2. Begin by focusing on your hands. Then notice your feet, legs, hips, ribs, shoulders, arms, neck and head.
3. Take a deep breath into all of these places within you. And, then, sigh, releasing tension and bringing comfort and relief to your whole body.
Off the Mat
1. Anytime throughout your day, while moving or still.
2. Take 20-30 seconds to think about one body part at a time: hands, feet, legs, hips, ribs, shoulders, arms, neck and head.
3. Take 3 deep breaths.
Self-Care Benefit: The Body Scan Technique inspires gratitude for your whole body. By acknowledging each part of your body, you create a spirit of appreciation for the many facets of your whole being.

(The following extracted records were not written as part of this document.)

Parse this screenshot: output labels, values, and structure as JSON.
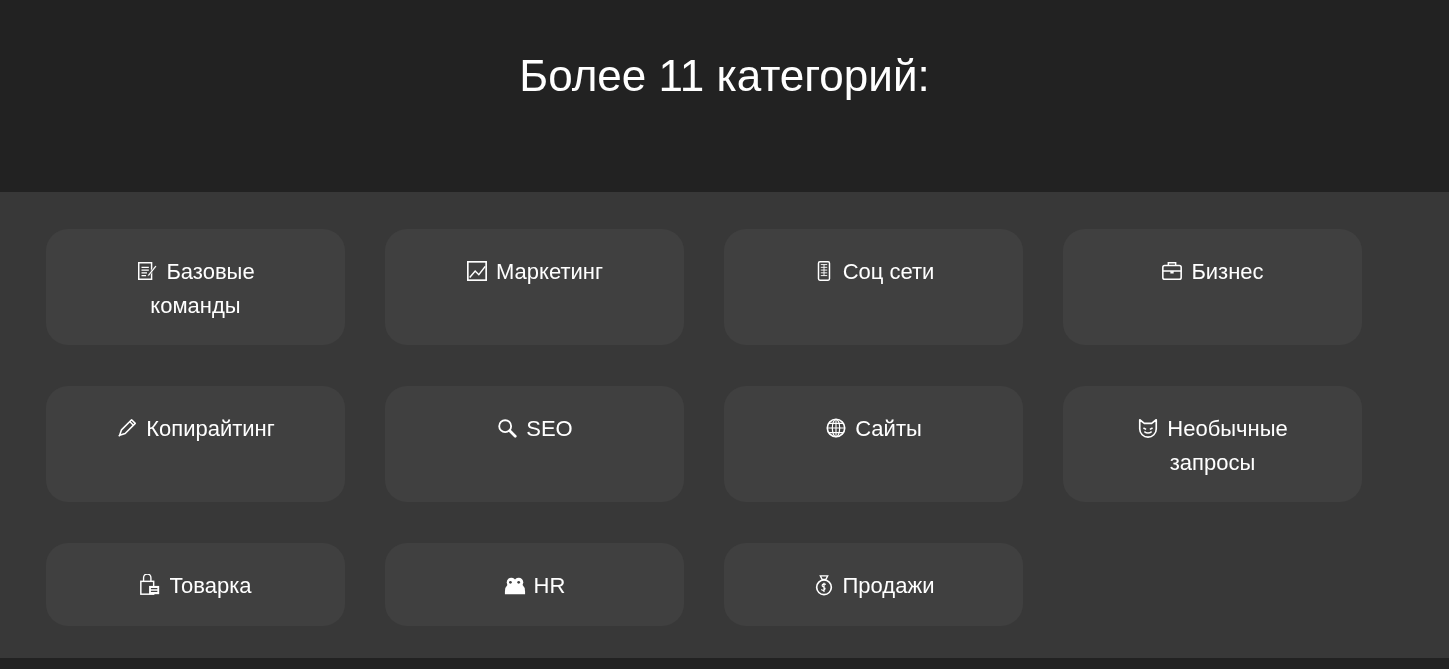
{
  "header": {
    "title": "Более 11 категорий:"
  },
  "categories": [
    {
      "label": "Базовые команды"
    },
    {
      "label": "Маркетинг"
    },
    {
      "label": "Соц сети"
    },
    {
      "label": "Бизнес"
    },
    {
      "label": "Копирайтинг"
    },
    {
      "label": "SEO"
    },
    {
      "label": "Сайты"
    },
    {
      "label": "Необычные запросы"
    },
    {
      "label": "Товарка"
    },
    {
      "label": "HR"
    },
    {
      "label": "Продажи"
    }
  ]
}
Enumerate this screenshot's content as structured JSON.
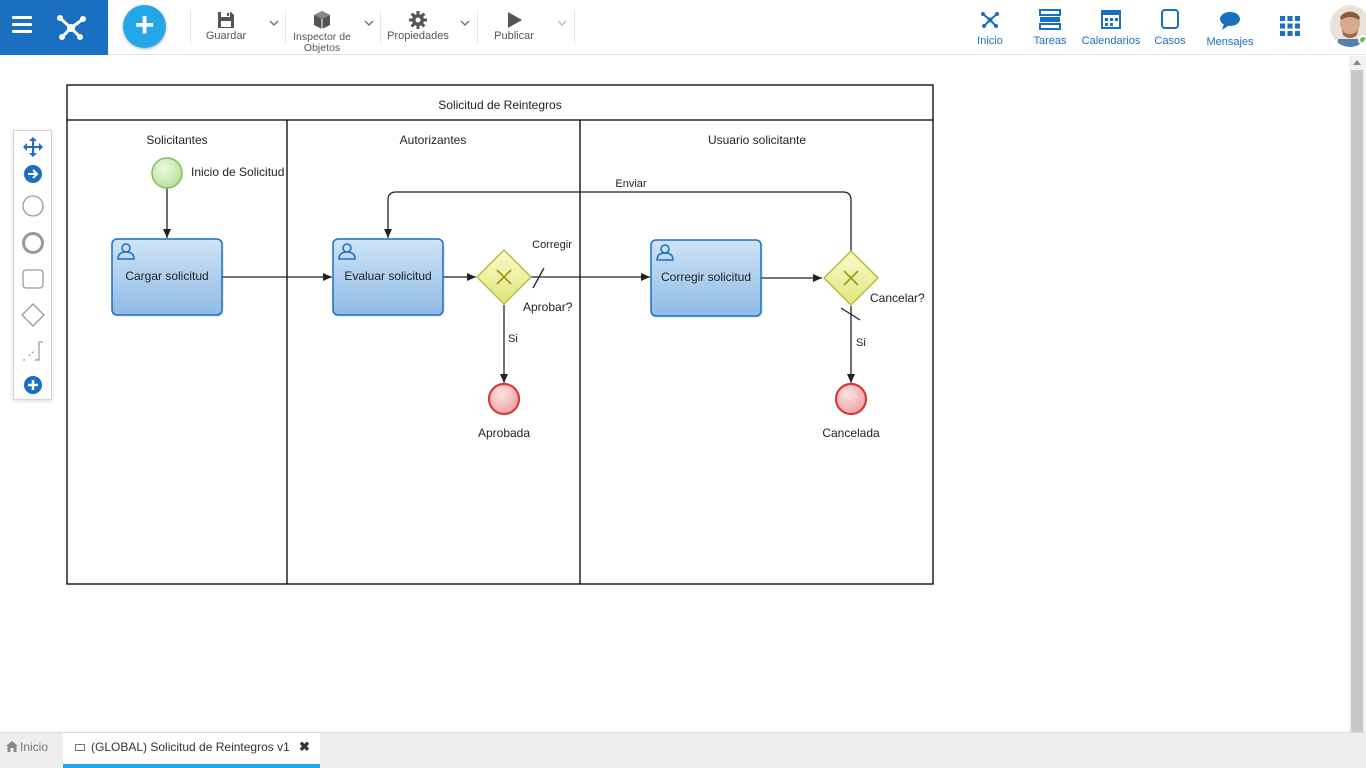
{
  "toolbar": {
    "save_label": "Guardar",
    "inspector_label": "Inspector de Objetos",
    "properties_label": "Propiedades",
    "publish_label": "Publicar",
    "add_label": "+"
  },
  "nav": {
    "home": "Inicio",
    "tasks": "Tareas",
    "calendars": "Calendarios",
    "cases": "Casos",
    "messages": "Mensajes"
  },
  "diagram": {
    "pool_title": "Solicitud de Reintegros",
    "lanes": [
      "Solicitantes",
      "Autorizantes",
      "Usuario solicitante"
    ],
    "start_event": "Inicio de Solicitud",
    "tasks": [
      "Cargar solicitud",
      "Evaluar solicitud",
      "Corregir solicitud"
    ],
    "gateways": [
      "Aprobar?",
      "Cancelar?"
    ],
    "end_events": [
      "Aprobada",
      "Cancelada"
    ],
    "flows": {
      "corregir": "Corregir",
      "si_1": "Si",
      "si_2": "Si",
      "enviar": "Enviar"
    }
  },
  "tabs": {
    "home": "Inicio",
    "document": "(GLOBAL) Solicitud de Reintegros v1"
  },
  "colors": {
    "brand": "#1a6fc0",
    "accent": "#24a7e8",
    "task_fill": "#a9cdee",
    "gateway_fill": "#f1f2a3",
    "start_fill": "#d4ebbf",
    "end_fill": "#f5b9b9"
  }
}
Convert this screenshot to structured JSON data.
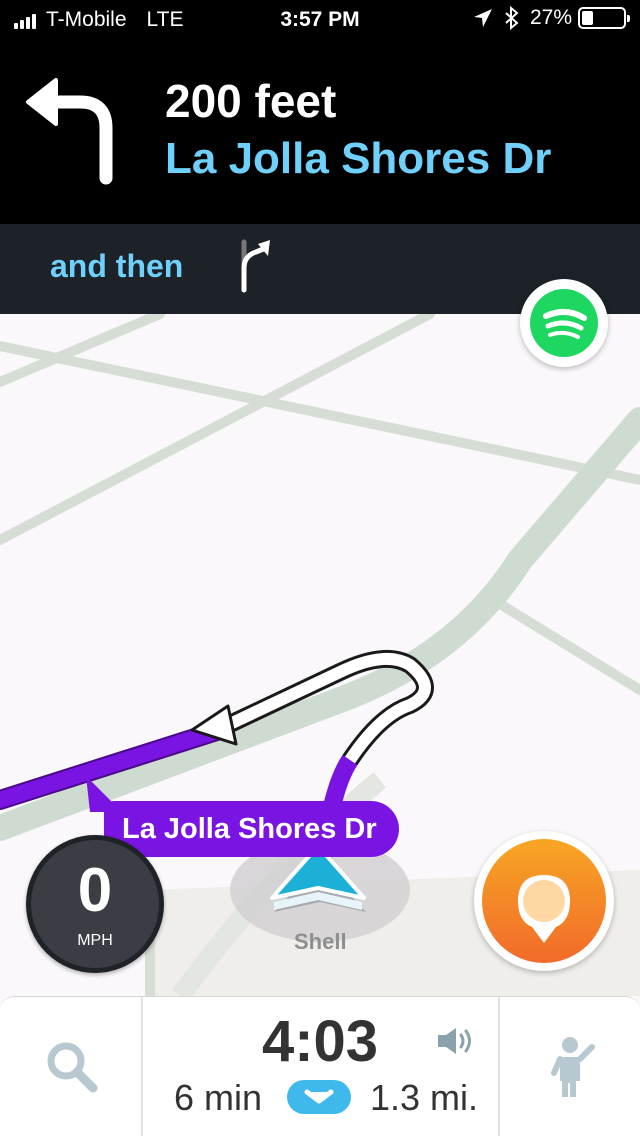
{
  "status_bar": {
    "carrier": "T-Mobile",
    "network": "LTE",
    "time": "3:57 PM",
    "battery": "27%",
    "battery_level": 0.27,
    "icons": [
      "signal-icon",
      "location-arrow-icon",
      "bluetooth-icon",
      "battery-icon"
    ]
  },
  "navigation": {
    "distance": "200 feet",
    "street": "La Jolla Shores Dr",
    "maneuver_icon": "turn-left-icon",
    "then_label": "and then",
    "then_icon": "turn-right-icon"
  },
  "map": {
    "street_label": "La Jolla Shores Dr",
    "poi_label": "Shell",
    "speed": "0",
    "speed_unit": "MPH",
    "route_color": "#7a14e2",
    "accent_color": "#6fd0fb"
  },
  "buttons": {
    "spotify_icon": "spotify-icon",
    "report_icon": "report-pin-icon",
    "search_icon": "search-icon",
    "people_icon": "person-wave-icon"
  },
  "eta": {
    "arrival_time": "4:03",
    "duration": "6 min",
    "distance": "1.3 mi.",
    "sound_icon": "speaker-icon",
    "expand_icon": "chevron-down-icon"
  }
}
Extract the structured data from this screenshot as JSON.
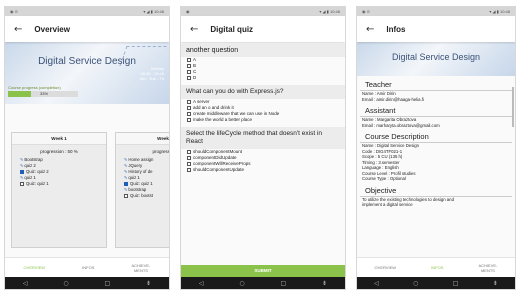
{
  "overview": {
    "title": "Overview",
    "banner_title": "Digital Service Design",
    "progress_label": "Course progress (completion)",
    "progress_value": 0.33,
    "progress_text": "33%",
    "stats": [
      "Weekly",
      "08:30 - 13:45",
      "Mo - Tue - Th"
    ],
    "week1": {
      "title": "Week 1",
      "progression": "progression : 50 %",
      "items": [
        {
          "icon": "doc",
          "text": "Bootstrap"
        },
        {
          "icon": "doc",
          "text": "quiz 2"
        },
        {
          "icon": "check-on",
          "text": "Quiz: quiz 2"
        },
        {
          "icon": "doc",
          "text": "quiz 1"
        },
        {
          "icon": "check-off",
          "text": "Quiz: quiz 1"
        }
      ]
    },
    "week2": {
      "title": "Week",
      "progression": "progressio",
      "items": [
        {
          "icon": "doc",
          "text": "Home assign"
        },
        {
          "icon": "doc",
          "text": "JQuery"
        },
        {
          "icon": "doc",
          "text": "History of de"
        },
        {
          "icon": "doc",
          "text": "quiz 1"
        },
        {
          "icon": "check-on",
          "text": "Quiz: quiz 1"
        },
        {
          "icon": "doc",
          "text": "bootstrap"
        },
        {
          "icon": "check-off",
          "text": "Quiz: bootst"
        }
      ]
    },
    "tabs": [
      "OVERVIEW",
      "INFOS",
      "ACHIEVE-\nMENTS"
    ],
    "active_tab": 0
  },
  "quiz": {
    "title": "Digital quiz",
    "q1": "another question",
    "q1_options": [
      "A",
      "B",
      "C",
      "D"
    ],
    "q2": "What can you do with Express.js?",
    "q2_options": [
      "A server",
      "add an o and drink it",
      "create middleware that we can use in Node",
      "make the world a better place"
    ],
    "q3": "Select the lifeCycle method that doesn't exist in React",
    "q3_options": [
      "shouldComponentMount",
      "componentDidUpdate",
      "componentWillReceiveProps",
      "shouldComponentUpdate"
    ],
    "submit": "SUBMIT"
  },
  "infos": {
    "title": "Infos",
    "banner_title": "Digital Service Design",
    "teacher_h": "Teacher",
    "teacher": [
      "Name : Amir Dirin",
      "Email : amir.dirin@haaga-helia.fi"
    ],
    "assistant_h": "Assistant",
    "assistant": [
      "Name : Margarita Obraztova",
      "Email : marharyta.obraztova@gmail.com"
    ],
    "course_h": "Course Description",
    "course": [
      "Name : Digital Service Design",
      "Code : DIG4TF021-1",
      "Scope : 5 CU (135 h)",
      "Timing : 3.semester",
      "Language : English",
      "Course Level : Profil studies",
      "Course Type : Optional"
    ],
    "objective_h": "Objective",
    "objective": [
      "To utilize the existing technologies to design and",
      "implement a digital service"
    ],
    "tabs": [
      "OVERVIEW",
      "INFOS",
      "ACHIEVE-\nMENTS"
    ],
    "active_tab": 1
  },
  "colors": {
    "accent": "#8bc34a",
    "brand": "#3b5278"
  },
  "nav_icons": [
    "back-triangle-icon",
    "home-circle-icon",
    "recents-square-icon",
    "menu-icon"
  ]
}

You also strengthen the connection between your mind and body, activate a meditative state, and cultivate gratitude for the present moment.
Essential Oil: Lavender (Lavandula angustifolia)
Aromatherapy Technique: https://www.essentialbodywisdom.com/create-aromatherapy-rituals/
Self-Care Benefits: Lavender oil has the ability to calm and stabilize the Chi of the Heart – and it works to calm any strong emotions whose potential is to overwhelm the mind. According to herbalist Peter Holmes, lavender is both “habit-breaker and crisis smoother.” Calm composure and and ease of self-expression are its calling card.
Technique: Silently recite this mantra in your mind 8x. You can say them all at once or spread it out through your day.
Self-Care Benefit: The sounds of Soham flow seamlessly with our breath cycle. Inhale; so. Exhale; Ham (hum) to deepen your conscious connection with your breath and gain greater concentration and calm.